Guay didn't really want to go to what was essentially a recruiting showcase that weekend, weary of the process and perhaps resigned to her fate by that time. It was her dad who convinced her to go one more time, rather than stay home and, as she put it, "figure out what to do with the rest of my life."

What if the older player hadn't transferred? What if Guay had played the role of stubborn teenager? What if the hard fall she took early in the only game Flowers saw had kept her out?

Instead, as Flowers remembered it, she got two chances at game-winning shots in the closing seconds. She missed both. But the confidence she showed in taking them, especially the second one, stuck in his mind.
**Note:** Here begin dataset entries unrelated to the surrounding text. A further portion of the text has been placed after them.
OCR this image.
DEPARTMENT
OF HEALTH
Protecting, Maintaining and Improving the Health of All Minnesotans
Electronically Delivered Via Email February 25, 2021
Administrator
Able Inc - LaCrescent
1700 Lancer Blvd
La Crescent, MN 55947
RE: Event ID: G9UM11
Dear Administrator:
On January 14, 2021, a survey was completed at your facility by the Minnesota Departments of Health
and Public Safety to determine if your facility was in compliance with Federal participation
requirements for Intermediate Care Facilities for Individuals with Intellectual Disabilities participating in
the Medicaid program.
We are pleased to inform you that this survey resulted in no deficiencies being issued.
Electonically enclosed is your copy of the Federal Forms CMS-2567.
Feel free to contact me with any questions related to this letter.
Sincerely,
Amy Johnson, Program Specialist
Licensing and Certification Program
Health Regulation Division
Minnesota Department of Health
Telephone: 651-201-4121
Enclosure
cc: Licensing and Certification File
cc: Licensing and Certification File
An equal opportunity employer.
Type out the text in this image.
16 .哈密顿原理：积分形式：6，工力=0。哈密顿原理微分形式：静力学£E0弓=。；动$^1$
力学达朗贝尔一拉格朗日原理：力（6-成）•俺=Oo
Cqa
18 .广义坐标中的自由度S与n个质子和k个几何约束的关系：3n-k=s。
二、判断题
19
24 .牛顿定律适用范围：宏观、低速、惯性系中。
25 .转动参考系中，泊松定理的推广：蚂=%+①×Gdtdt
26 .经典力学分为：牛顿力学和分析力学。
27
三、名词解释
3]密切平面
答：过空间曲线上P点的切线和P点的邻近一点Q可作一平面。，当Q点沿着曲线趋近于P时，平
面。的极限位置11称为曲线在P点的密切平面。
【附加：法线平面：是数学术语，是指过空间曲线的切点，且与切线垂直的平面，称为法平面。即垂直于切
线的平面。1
He asked around about her, convinced her to come visit a school she didn't know existed.

"I think the deal that separates players is how important getting better is to them," Flowers said. "Or how important basketball is to them. Or how important winning is to them. There are a lot of people, a lot of student-athletes, who have done this for so long, and they're supposed to do this. You know, mom and dad told them they had to do this. But [the difference is] when you find kids who really enjoy doing this, who really enjoy challenges. And Ashlee, I think, embodies that. That's really the only button you have to push is to challenge her."

He thought he had a backup point guard. Then Guay started all 31 games as a freshman and led the team in assists and steals. She duplicated both feats as a sophomore but also led the team in scoring. And that shooting motion? It's still a little different, but she shot 41 percent from the 3-point line this season.

"I don't think I want to try and prove anything to anyone," Guay said. "But maybe just for myself to know that I can do this and I'm here."

It's what makes the best March stories.